La mañana apareció con niebla y todo parecía indicar que la jornada invitaría a degustar una buena ración de fabada. Pero hacia el mediodía, cuando la hora de comer se aproximaba, el sol se decidió a acompañar a los comensales. Así que un año más, el calor se sumó a la degustación del potaje en Mosteiro.
A pesar de ello, los cientos de fieles con los que cuenta esta fiesta del municipio de Meis no se arredraron y se decidieron a probar el suculento plato que desde el sábado se esmeró en preparar la comisión de fiestas Virxe das Dores.
Durante esa jornada, los vecinos comenzaron a trocear cien kilos de panceta, noventa de oreja y costilla, 25 morcillas y 30 chorizos, que unidos a 300 kilos de habas, propiciaron la elaboración de más de dos mil raciones de fabada.

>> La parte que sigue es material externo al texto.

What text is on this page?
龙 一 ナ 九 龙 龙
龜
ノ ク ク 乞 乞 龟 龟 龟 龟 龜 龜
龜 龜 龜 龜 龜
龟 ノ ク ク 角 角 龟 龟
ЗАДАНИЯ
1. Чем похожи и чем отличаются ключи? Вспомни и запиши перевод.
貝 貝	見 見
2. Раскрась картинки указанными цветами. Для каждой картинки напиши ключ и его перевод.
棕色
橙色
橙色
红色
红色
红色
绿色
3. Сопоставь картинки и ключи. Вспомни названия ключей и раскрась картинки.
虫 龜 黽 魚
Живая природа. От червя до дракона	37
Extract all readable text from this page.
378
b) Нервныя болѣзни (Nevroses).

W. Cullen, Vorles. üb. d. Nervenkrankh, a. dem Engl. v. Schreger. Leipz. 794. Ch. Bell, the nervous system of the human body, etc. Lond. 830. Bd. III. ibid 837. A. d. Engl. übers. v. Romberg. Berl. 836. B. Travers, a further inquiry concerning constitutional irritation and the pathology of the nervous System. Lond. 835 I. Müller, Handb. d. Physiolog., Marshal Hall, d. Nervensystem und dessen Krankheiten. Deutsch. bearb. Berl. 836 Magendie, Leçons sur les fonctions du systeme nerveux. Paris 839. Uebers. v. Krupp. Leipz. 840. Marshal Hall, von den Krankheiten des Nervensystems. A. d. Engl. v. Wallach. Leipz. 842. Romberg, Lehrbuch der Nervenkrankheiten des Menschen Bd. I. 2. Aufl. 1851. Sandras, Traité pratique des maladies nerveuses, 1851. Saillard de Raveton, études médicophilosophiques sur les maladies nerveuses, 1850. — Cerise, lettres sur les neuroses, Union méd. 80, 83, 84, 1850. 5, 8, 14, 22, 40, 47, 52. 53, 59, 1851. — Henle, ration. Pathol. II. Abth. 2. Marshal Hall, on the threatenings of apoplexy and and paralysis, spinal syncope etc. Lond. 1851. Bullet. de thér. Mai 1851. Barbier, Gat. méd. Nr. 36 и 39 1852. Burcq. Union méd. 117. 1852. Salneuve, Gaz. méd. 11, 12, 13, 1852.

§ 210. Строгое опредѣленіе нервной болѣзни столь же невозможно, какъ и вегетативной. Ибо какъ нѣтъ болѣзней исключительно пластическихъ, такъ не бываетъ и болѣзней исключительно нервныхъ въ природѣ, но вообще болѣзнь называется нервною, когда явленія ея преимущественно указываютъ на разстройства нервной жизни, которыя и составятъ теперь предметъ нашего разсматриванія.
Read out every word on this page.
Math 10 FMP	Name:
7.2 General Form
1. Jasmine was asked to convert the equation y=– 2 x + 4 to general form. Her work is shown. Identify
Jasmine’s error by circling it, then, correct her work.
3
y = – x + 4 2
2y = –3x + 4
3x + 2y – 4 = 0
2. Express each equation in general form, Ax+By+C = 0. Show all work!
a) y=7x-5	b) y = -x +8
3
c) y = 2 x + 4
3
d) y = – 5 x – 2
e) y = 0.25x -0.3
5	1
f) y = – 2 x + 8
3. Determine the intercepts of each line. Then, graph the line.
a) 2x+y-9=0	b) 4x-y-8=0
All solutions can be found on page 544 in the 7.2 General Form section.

A mediodía de ayer comenzaron a distribuir el potaje entre vecinos y visitantes, que pudieron probarlo a un precio de siete euros la ración, en el que se incluían pan y vino. Además de un agradable acompañamiento musical, como en toda romería que se precie.
Esta cita, que cumplió ayer siete años, se organiza con el objetivo de financiar las fiestas en honor a la Virxe das Dores que se celebran en la parroquia de San Vicente de Nogueira, a la que pertenece Mosteiro.